Well, I woke up this morning feeling miserable. Never mind the wrong side of the bed; I woke up in a different bedroom (at least it seemed that way). This feeling seems to be occurring a lot lately and I can’t seem to figure out why. Nonetheless, I am determined not to let it affect the rest of my day. I believe that if I can just struggle through my morning routine, I will be able to grab my coffee and regroup on my drive into work. Unfortunately the closer I got, the more my mood darkened. Perhaps it was simply foresight of things to come.

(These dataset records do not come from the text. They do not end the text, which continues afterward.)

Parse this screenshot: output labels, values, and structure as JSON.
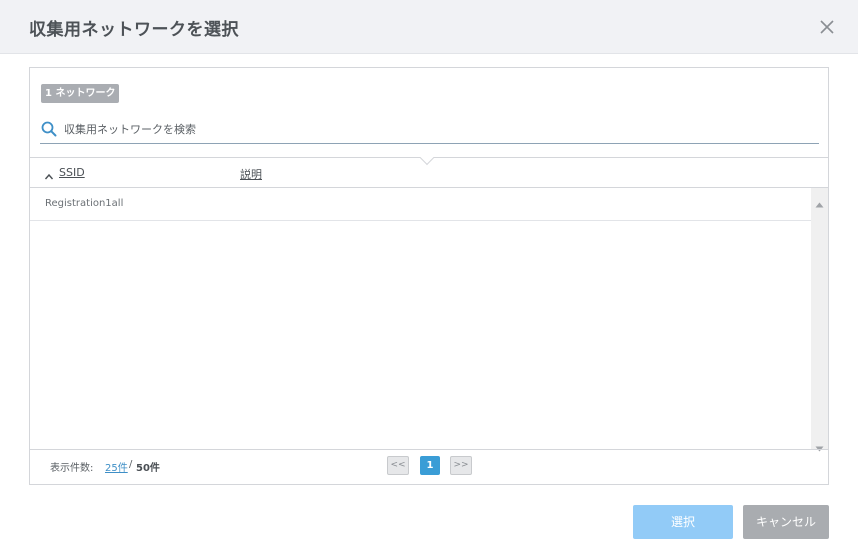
{
  "dialog": {
    "title": "収集用ネットワークを選択"
  },
  "panel": {
    "count_badge": "1 ネットワーク",
    "search": {
      "placeholder": "収集用ネットワークを検索",
      "value": ""
    },
    "columns": {
      "ssid": "SSID",
      "description": "説明"
    },
    "rows": [
      {
        "ssid": "Registration1all",
        "description": ""
      }
    ],
    "footer": {
      "per_page_label": "表示件数:",
      "per_page_current": "25件",
      "separator": "/",
      "per_page_alt": "50件"
    },
    "pagination": {
      "prev": "<<",
      "current": "1",
      "next": ">>"
    }
  },
  "buttons": {
    "select": "選択",
    "cancel": "キャンセル"
  },
  "colors": {
    "accent": "#3a9dd6",
    "select_button": "#92cbf7",
    "cancel_button": "#a9acb0"
  }
}
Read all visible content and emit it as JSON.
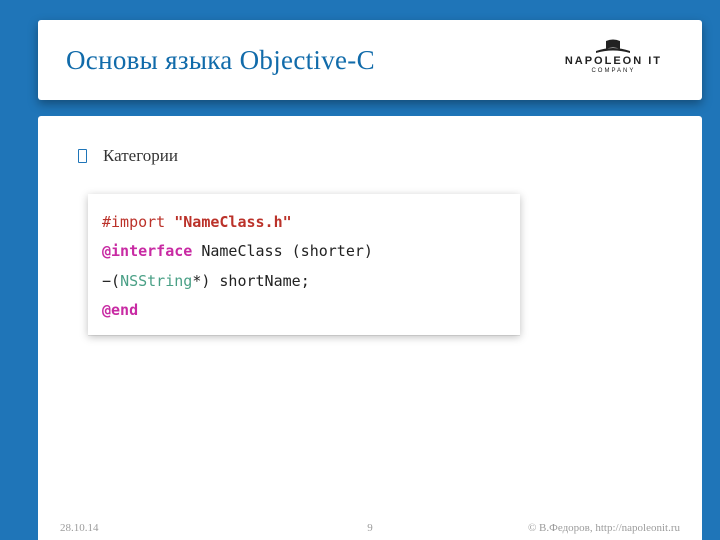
{
  "header": {
    "title": "Основы языка Objective-C",
    "logo": {
      "name": "NAPOLEON IT",
      "subtitle": "COMPANY"
    }
  },
  "bullet": "Категории",
  "code": {
    "line1": {
      "import": "#import",
      "file": "\"NameClass.h\""
    },
    "line2": {
      "kw": "@interface",
      "cls": "NameClass",
      "cat": "(shorter)"
    },
    "line3": {
      "ret": "NSString",
      "star": "*",
      "close": ")",
      "name": "shortName",
      "semi": ";"
    },
    "line4": "@end"
  },
  "footer": {
    "date": "28.10.14",
    "page": "9",
    "copyright": "© В.Федоров, http://napoleonit.ru"
  }
}
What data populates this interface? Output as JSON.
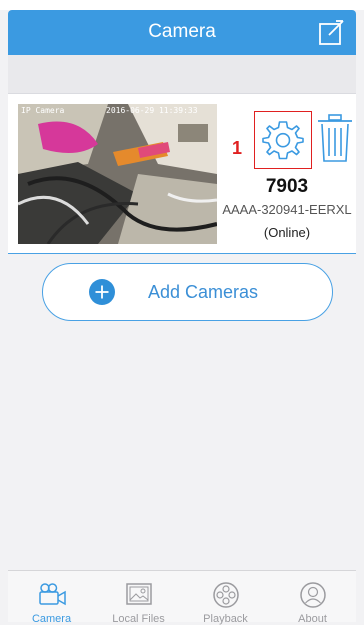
{
  "header": {
    "title": "Camera"
  },
  "camera": {
    "overlay_name": "IP Camera",
    "overlay_timestamp": "2016-06-29 11:39:33",
    "marker": "1",
    "name": "7903",
    "id": "AAAA-320941-EERXL",
    "status": "(Online)"
  },
  "add_button": {
    "label": "Add Cameras"
  },
  "tabs": [
    {
      "label": "Camera",
      "icon": "camera-icon",
      "active": true
    },
    {
      "label": "Local Files",
      "icon": "image-icon",
      "active": false
    },
    {
      "label": "Playback",
      "icon": "film-reel-icon",
      "active": false
    },
    {
      "label": "About",
      "icon": "user-icon",
      "active": false
    }
  ],
  "colors": {
    "accent": "#3b9ae1",
    "highlight": "#e02020"
  }
}
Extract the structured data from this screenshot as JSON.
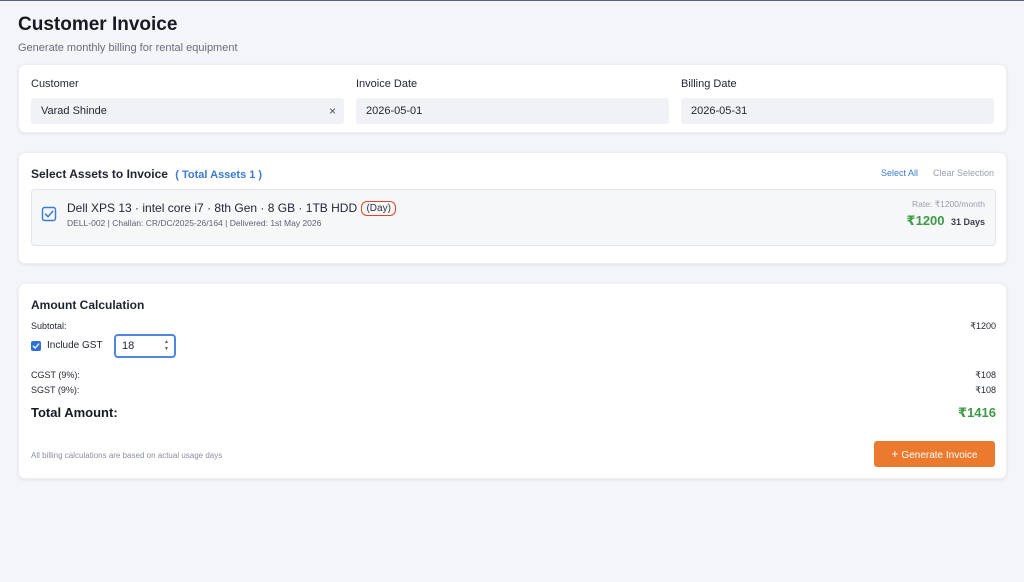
{
  "page": {
    "title": "Customer Invoice",
    "subtitle": "Generate monthly billing for rental equipment"
  },
  "customer_form": {
    "customer_label": "Customer",
    "customer_value": "Varad Shinde",
    "clear_symbol": "×",
    "invoice_date_label": "Invoice Date",
    "invoice_date_value": "2026-05-01",
    "billing_date_label": "Billing Date",
    "billing_date_value": "2026-05-31"
  },
  "assets": {
    "title": "Select Assets to Invoice",
    "total_label": "( Total Assets 1 )",
    "select_all": "Select All",
    "clear_selection": "Clear Selection",
    "items": [
      {
        "name": "Dell XPS 13 · intel core i7 · 8th Gen · 8 GB · 1TB HDD",
        "period_badge": "(Day)",
        "meta": "DELL-002 |  Challan: CR/DC/2025-26/164 | Delivered: 1st May 2026",
        "rate": "Rate: ₹1200/month",
        "amount": "₹1200",
        "days": "31 Days",
        "checked": true
      }
    ]
  },
  "amount": {
    "title": "Amount Calculation",
    "subtotal_label": "Subtotal:",
    "subtotal_value": "₹1200",
    "gst_label": "Include GST",
    "gst_checked": true,
    "gst_rate": "18",
    "cgst_label": "CGST (9%):",
    "cgst_value": "₹108",
    "sgst_label": "SGST (9%):",
    "sgst_value": "₹108",
    "total_label": "Total Amount:",
    "total_value": "₹1416",
    "footnote": "All billing calculations are based on actual usage days",
    "generate_button": "Generate Invoice"
  },
  "colors": {
    "accent_blue": "#3a7bd5",
    "success_green": "#3f9a45",
    "button_orange": "#ec7a2e",
    "badge_outline_red": "#e0452b"
  },
  "icons": {
    "checkbox": "checkbox-checked-icon",
    "plus": "plus-icon",
    "clear": "close-icon",
    "spinner": "spinner-arrows-icon"
  }
}
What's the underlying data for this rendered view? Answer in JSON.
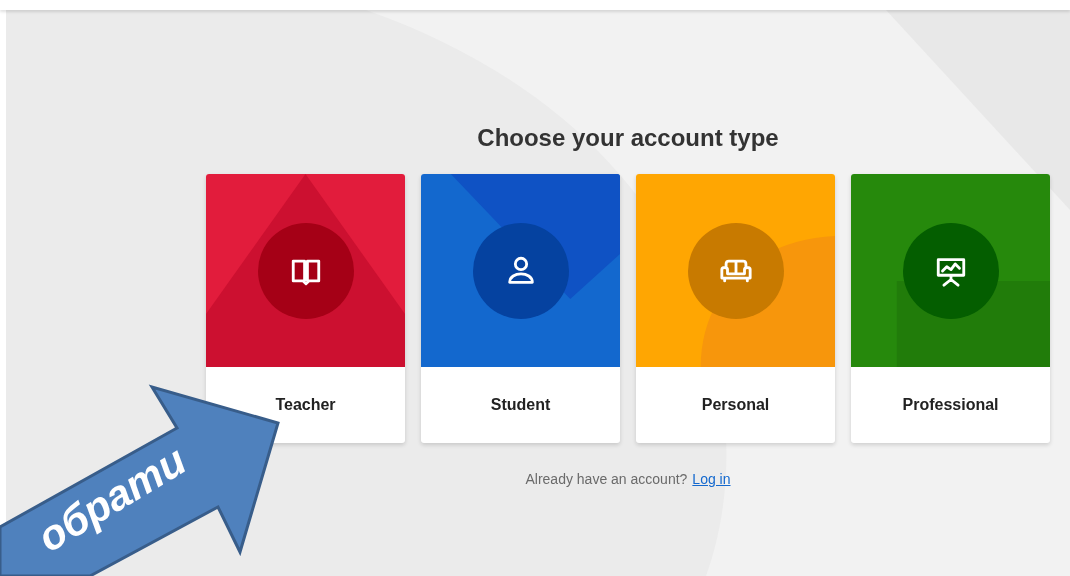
{
  "title": "Choose your account type",
  "cards": [
    {
      "kind": "book",
      "label": "Teacher",
      "color": "#e21c3c"
    },
    {
      "kind": "person",
      "label": "Student",
      "color": "#1368ce"
    },
    {
      "kind": "sofa",
      "label": "Personal",
      "color": "#ffa602"
    },
    {
      "kind": "presentation",
      "label": "Professional",
      "color": "#26890c"
    }
  ],
  "login_prompt": {
    "text": "Already have an account?",
    "link": "Log in"
  },
  "annotation": {
    "label": "обрати"
  }
}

The sun is beginning to shine, so as lunch time arrives and I decide to take a quick drive to help lighten my mood. As I step out the door, the wind is gusting and it is freezing – so much for Spring and the deceitful sunshine, but I muster on. As I’m getting into my car a huge gust of wind comes up out of no where and my car door goes flying – slamming right into the car door beside me. As I dislodge my car door, I proceed to swear uncontrollably – not so much because of the large dent it left in the other door, but because it was the HR Director’s car and boy does she LOVE that car!
Can you say career limiting move? To others you might think so, but today I’m in no mood for this shit, even if it is my own fault. Don’t get me wrong, I genuinely feel bad and do trudge back into the office to tell her what has just happened, although there was a point, I had an overwhelming urge to simply get into my car, drive home, get into bed and not move until tomorrow.
If I’ve learned anything from these moods - I’ve learned it’s better to go with your instincts and call in sick, so as not to risk injury to yourself or others.